In a sea of modern shows, are 'classic' musicals just not cutting it anymore?

The new West End revival of Show Boat - which transferred from the Sheffield Crucible a month ago - posted an early closing notice earlier this week cutting its run in half meaning it would close late August instead of next January; despite the fact the show received countless 5-star reviews (including one from myself coming soon), it unfortunately failed to bring in a wide audience of theatregoers.

In fact, it's reported that the audience is only about a third full on most weeknights which is clearly not the best business for a major West End theatre, but it's in no way a testament to this classic show. While the show itself is around 90 years old, it still retains a certain degree of charm and heart and this exquisite revival demonstrates that perfectly. So I began to wonder: what is it about the classic musical that doesn't ring as well with the modern theatre-going audience?

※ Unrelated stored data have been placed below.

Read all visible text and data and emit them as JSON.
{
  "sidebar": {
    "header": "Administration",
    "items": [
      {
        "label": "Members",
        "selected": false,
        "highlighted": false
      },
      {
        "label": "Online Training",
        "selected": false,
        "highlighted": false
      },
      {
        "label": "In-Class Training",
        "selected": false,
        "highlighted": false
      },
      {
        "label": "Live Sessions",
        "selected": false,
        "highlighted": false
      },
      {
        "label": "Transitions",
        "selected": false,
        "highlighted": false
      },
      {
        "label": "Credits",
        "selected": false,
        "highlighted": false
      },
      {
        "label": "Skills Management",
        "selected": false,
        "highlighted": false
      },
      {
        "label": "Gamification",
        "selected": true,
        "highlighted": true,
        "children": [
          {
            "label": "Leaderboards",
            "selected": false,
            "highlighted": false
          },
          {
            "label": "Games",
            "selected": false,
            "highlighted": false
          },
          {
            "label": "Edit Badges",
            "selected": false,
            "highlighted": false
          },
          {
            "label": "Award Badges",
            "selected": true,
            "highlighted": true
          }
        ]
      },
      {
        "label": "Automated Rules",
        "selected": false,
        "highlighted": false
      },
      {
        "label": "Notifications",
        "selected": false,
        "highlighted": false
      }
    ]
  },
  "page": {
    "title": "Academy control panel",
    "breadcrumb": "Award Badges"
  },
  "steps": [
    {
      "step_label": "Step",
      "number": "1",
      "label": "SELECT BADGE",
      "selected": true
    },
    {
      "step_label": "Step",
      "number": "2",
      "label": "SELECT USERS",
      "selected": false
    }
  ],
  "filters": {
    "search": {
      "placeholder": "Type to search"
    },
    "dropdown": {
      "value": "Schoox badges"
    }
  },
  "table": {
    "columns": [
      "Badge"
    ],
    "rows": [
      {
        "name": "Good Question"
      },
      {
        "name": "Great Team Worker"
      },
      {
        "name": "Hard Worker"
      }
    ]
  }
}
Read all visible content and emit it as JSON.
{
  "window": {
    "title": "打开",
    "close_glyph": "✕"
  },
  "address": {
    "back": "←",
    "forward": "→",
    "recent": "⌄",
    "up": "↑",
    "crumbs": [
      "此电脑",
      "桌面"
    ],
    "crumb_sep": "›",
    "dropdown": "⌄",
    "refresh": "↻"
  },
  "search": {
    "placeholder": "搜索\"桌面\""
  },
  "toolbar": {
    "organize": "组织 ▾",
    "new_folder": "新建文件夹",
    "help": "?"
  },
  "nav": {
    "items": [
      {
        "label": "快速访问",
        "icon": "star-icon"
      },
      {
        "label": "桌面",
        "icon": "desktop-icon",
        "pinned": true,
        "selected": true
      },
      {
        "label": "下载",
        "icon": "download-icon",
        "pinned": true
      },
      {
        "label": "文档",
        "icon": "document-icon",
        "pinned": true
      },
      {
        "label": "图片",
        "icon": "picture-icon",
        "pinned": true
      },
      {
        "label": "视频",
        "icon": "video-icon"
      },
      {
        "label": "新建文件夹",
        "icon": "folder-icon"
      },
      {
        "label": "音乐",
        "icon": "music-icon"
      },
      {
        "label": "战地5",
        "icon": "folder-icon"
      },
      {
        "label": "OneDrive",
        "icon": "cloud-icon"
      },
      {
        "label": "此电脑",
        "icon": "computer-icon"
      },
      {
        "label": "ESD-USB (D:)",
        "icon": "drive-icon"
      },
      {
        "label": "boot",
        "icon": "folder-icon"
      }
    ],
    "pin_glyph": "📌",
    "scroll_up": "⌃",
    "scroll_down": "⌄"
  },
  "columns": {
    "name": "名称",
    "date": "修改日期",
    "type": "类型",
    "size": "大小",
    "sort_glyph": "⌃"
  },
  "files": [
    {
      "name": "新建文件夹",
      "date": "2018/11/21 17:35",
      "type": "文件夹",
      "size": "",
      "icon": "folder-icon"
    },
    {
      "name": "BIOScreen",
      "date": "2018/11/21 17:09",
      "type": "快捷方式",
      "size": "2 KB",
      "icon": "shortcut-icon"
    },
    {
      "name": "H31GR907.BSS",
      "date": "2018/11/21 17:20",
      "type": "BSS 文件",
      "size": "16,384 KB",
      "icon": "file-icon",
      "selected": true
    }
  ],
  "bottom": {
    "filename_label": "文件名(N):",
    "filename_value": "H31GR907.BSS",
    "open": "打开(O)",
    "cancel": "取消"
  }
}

Before we start, I think it's important to note that most theatregoers in London aren't regulars at all: they're tourists. Tourism is what the London theatre scene strives on and to attract a good amount of tourism, a show needs to have a strong advertising campaign at hand. It's undeniable that Show Boat has been plastered across London ever since the transfer was announced - and the campaign itself is hardly boring or unattractive - so what is it that turns tourists away? Are they not looking at ad campaigns anymore, and if they're not, why not? I think a certain degree of this is not just where the advertising is but how the publicity is used. If you think about the way The Book of Mormon is sold to audiences, anyone even considering going to see the show knows it's controversial, silly and lots of fun. While shows like Show Boat and other "classic" feeling shows in the West End like Mrs Henderson Presents and Lend Me a Tenor a few years back use their advertising campaigns to highlight the quality of the show as a piece of art and don't play their strongest cards: talking about what you can take away from it.

It's also evident that people who go to the theatre in this day and age are very much looking for something big and crazy because we've been teased with it. Whether it's right or wrong, Cameron Mackintosh and many other producers have offered us the likings of a flying helicopter on stage (Miss Saigon), moving boats and bridges (Phantom) and animals brought to life by puppetry (The Lion King) and this high level of theatre art and special effects has become the norm to most as that's the theatre that they're most familiar with. For a regular theatregoer, this isn't necessarily a selling point, but if you're a tourist going to see a show as an attraction, you are naturally going to want to part your big lump sums of money on productions that you know will make you question what is possible to be done on a stage: these classic shows just can't offer those spectacles.

This then raises the argument as to whether or not commerical theatre in the West End and on Broadway has any room for pieces of literary and musical art. Proof really is in the pudding when it comes to plays like The End of Longing that can simply fly in to the Playhouse earlier this year despite the fact it is total tripe, while shows like X and Escaped Alone start and end their runs at off-West End venue The Royal Court because they know they won't survive in the West End. By this very logic then: is it safe to say that we have outgrown the classic musical, or is it just that tourism has started to overpower those who are passionate about regularly going to the theatre? Some shows are coming into town that are creatively "daring" and then finding success, though - like People, Places and Things which came in from the National earlier this year and Funny Girl which came in from the Menier - but they have the ability to sell themselves on the talent they have at hand. This isn't to say that the stars of Show Boat aren't incredible whatsoever and while Denise Gough is a relatively unknown actress in general pop culture, it's no secret that her performance is what makes the show so mindblowing and of course, Smith's name is above the title in Funny Girl.

Whether we like it or not, there simply aren't enough of us in the London theatre community these days to keep shows like Show Boat afloat. Whilst they are prime examples of excellence in theatre and performance, they just aren't what tourists seem to be going for these days. However, we can do one of two things about it: either complain that people who aren't overly interested in theatre don't see the potential in seeing a revival of the first musical ever written at the New London Theatre, or we take this as a lesson and try our best as a community to show the general public that this kind of theatre is just as good as the likes of Kinky Boots.